D. Rerotate xg,yg's to Local Downwind Grid:
Next is to rerotate the xg,yg's back to the local downwind grid to become x,y after we use other variables to calculate xg,yg's corresponding absolute grid positions ix,iy. The x,y is converted to file position coordinates xi,yi for use in the appropriate dwrs&c files explained earlier for the disgr values. The best illustration & explanation for tracing all the variables in this rotate, find grids and re-rotate to extract disgr values is given in Integrated Grids.dia .
E. More Graphics & Results:
The plot's above were done with this new method. In order to have the orientation right, we worked to just duplicate the
rectangular box as seen in Rect 260 . This was correct and we continued to rotate for all quads. Then
we applied the real 16 color 100*disgr values for this one particle size cylinder at Cap 3.25 dwr.

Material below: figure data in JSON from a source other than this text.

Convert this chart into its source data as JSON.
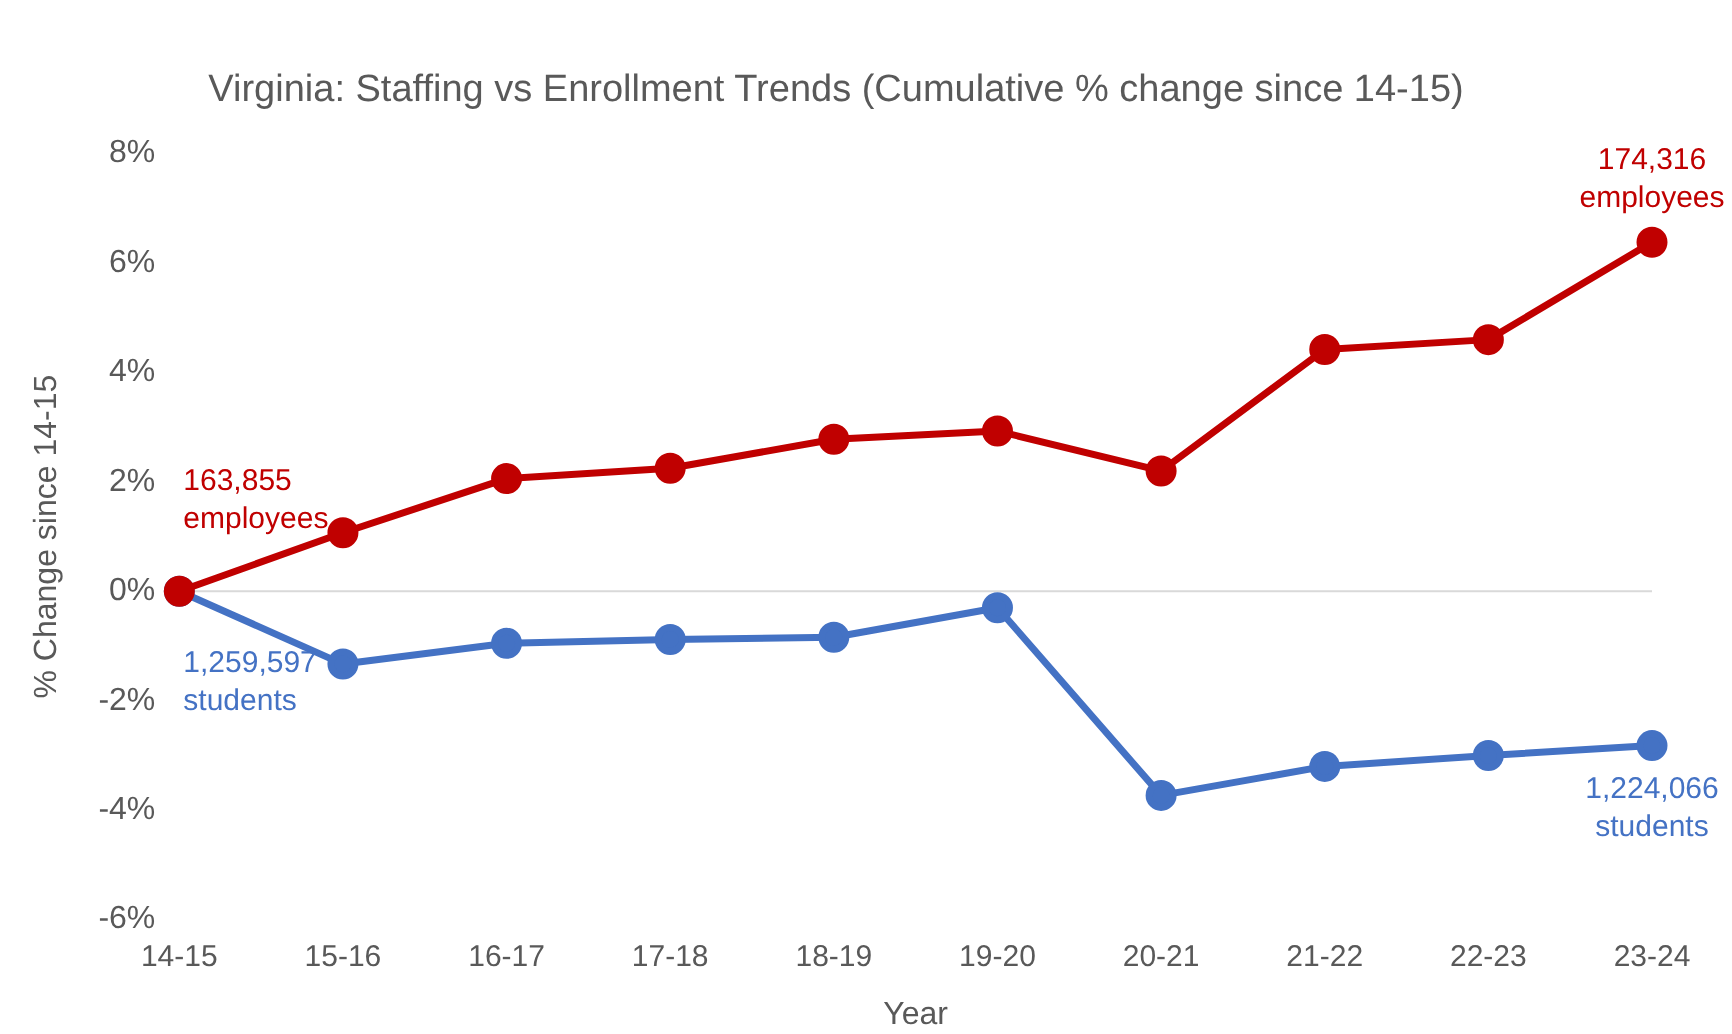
{
  "chart_data": {
    "type": "line",
    "title": "Virginia: Staffing vs Enrollment Trends (Cumulative % change since 14-15)",
    "xlabel": "Year",
    "ylabel": "% Change since 14-15",
    "categories": [
      "14-15",
      "15-16",
      "16-17",
      "17-18",
      "18-19",
      "19-20",
      "20-21",
      "21-22",
      "22-23",
      "23-24"
    ],
    "series": [
      {
        "color": "#c00000",
        "values": [
          0,
          1.07,
          2.06,
          2.25,
          2.78,
          2.93,
          2.2,
          4.42,
          4.6,
          6.38
        ]
      },
      {
        "color": "#4472c4",
        "values": [
          0,
          -1.33,
          -0.95,
          -0.88,
          -0.84,
          -0.3,
          -3.73,
          -3.2,
          -3.0,
          -2.82
        ]
      }
    ],
    "ylim": [
      -6,
      8
    ],
    "yticks": [
      {
        "value": -6,
        "label": "-6%"
      },
      {
        "value": -4,
        "label": "-4%"
      },
      {
        "value": -2,
        "label": "-2%"
      },
      {
        "value": 0,
        "label": "0%"
      },
      {
        "value": 2,
        "label": "2%"
      },
      {
        "value": 4,
        "label": "4%"
      },
      {
        "value": 6,
        "label": "6%"
      },
      {
        "value": 8,
        "label": "8%"
      }
    ],
    "grid": false,
    "legend": false,
    "marker": "circle",
    "line_style": "solid",
    "ref_lines": [
      {
        "axis": "y",
        "value": 0,
        "color": "#d9d9d9"
      }
    ],
    "annotations": [
      {
        "text": "163,855\nemployees",
        "x": "14-15",
        "y": 0
      },
      {
        "text": "174,316\nemployees",
        "x": "23-24",
        "y": 6.38
      },
      {
        "text": "1,259,597\nstudents",
        "x": "14-15",
        "y": 0
      },
      {
        "text": "1,224,066\nstudents",
        "x": "23-24",
        "y": -2.82
      }
    ]
  }
}
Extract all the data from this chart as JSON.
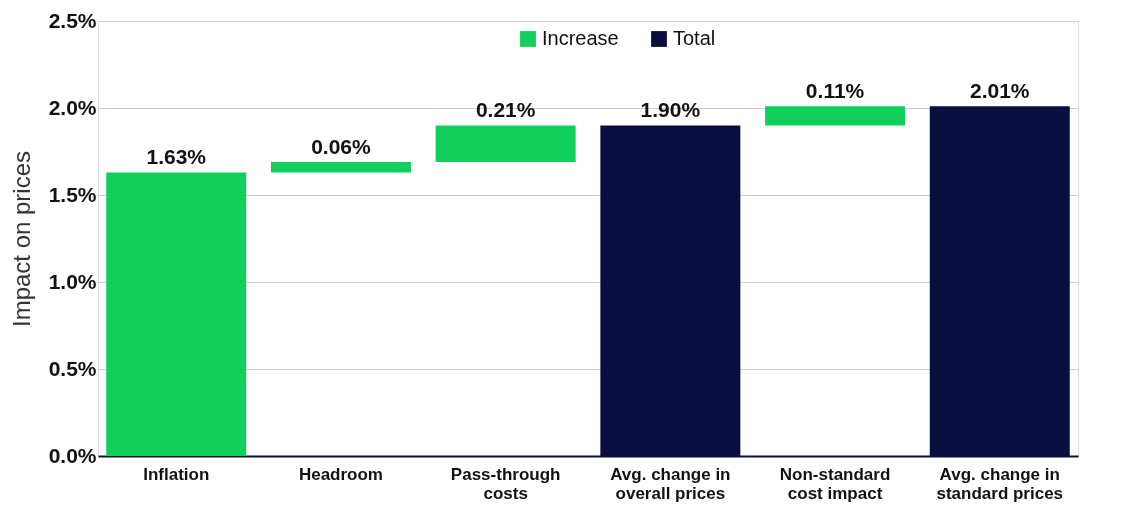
{
  "chart_data": {
    "type": "bar",
    "ylabel": "Impact on prices",
    "categories": [
      "Inflation",
      "Headroom",
      "Pass-through costs",
      "Avg. change in overall prices",
      "Non-standard cost impact",
      "Avg. change in standard prices"
    ],
    "series": [
      {
        "name": "Increase",
        "color": "#12cf5c",
        "values": [
          1.63,
          0.06,
          0.21,
          null,
          0.11,
          null
        ],
        "base": [
          0,
          1.63,
          1.69,
          null,
          1.9,
          null
        ]
      },
      {
        "name": "Total",
        "color": "#0a0e3e",
        "values": [
          null,
          null,
          null,
          1.9,
          null,
          2.01
        ],
        "base": [
          null,
          null,
          null,
          0,
          null,
          0
        ]
      }
    ],
    "value_labels": [
      "1.63%",
      "0.06%",
      "0.21%",
      "1.90%",
      "0.11%",
      "2.01%"
    ],
    "ylim": [
      0,
      2.5
    ],
    "yticks": [
      {
        "value": 0,
        "label": "0.0%"
      },
      {
        "value": 0.5,
        "label": "0.5%"
      },
      {
        "value": 1.0,
        "label": "1.0%"
      },
      {
        "value": 1.5,
        "label": "1.5%"
      },
      {
        "value": 2.0,
        "label": "2.0%"
      },
      {
        "value": 2.5,
        "label": "2.5%"
      }
    ],
    "grid": "y",
    "legend": "top"
  }
}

Viewing, Radfo 250 , Radfo 290
and Radfo 120 and even along the axis correction of + .4 degrees as seen in
Radfo 270 and Radfo 180 . These were all run from the main
RADFORUG.c program and screen captured by
(1) A Sneaky Flaw:
Just by chance, we noticed Hang Thread at 340 degrees. What does this mean? With all the rotation and rounding off for the bottom corner, when rerotated back, with a few cases, we could be out of the disgr file range. In this case, it was along the rectangular box. If the file position 'filpd' is outside the file range, it reads a max character 255. This converts to a max disgr=1, the max overlap. This would be an erroneous peak where this white thread occurs. At least it's consistent and actually shows that this method works. A one line code solved the problem as if(filpd >= filsz) continue - since disgr = 0 anyway. This produced the thread free Radfo 340 .
F. CPU Results:
After sitting 2 months on the hard drive, the data for the last run was still there. The CPU from this old run was 76 minutes. Picking up with the new features, the new run was 43 minutes. So, the ratio of new to old was 56.6% which made the effort all worth it as we now have a more accurate, smoother and faster display.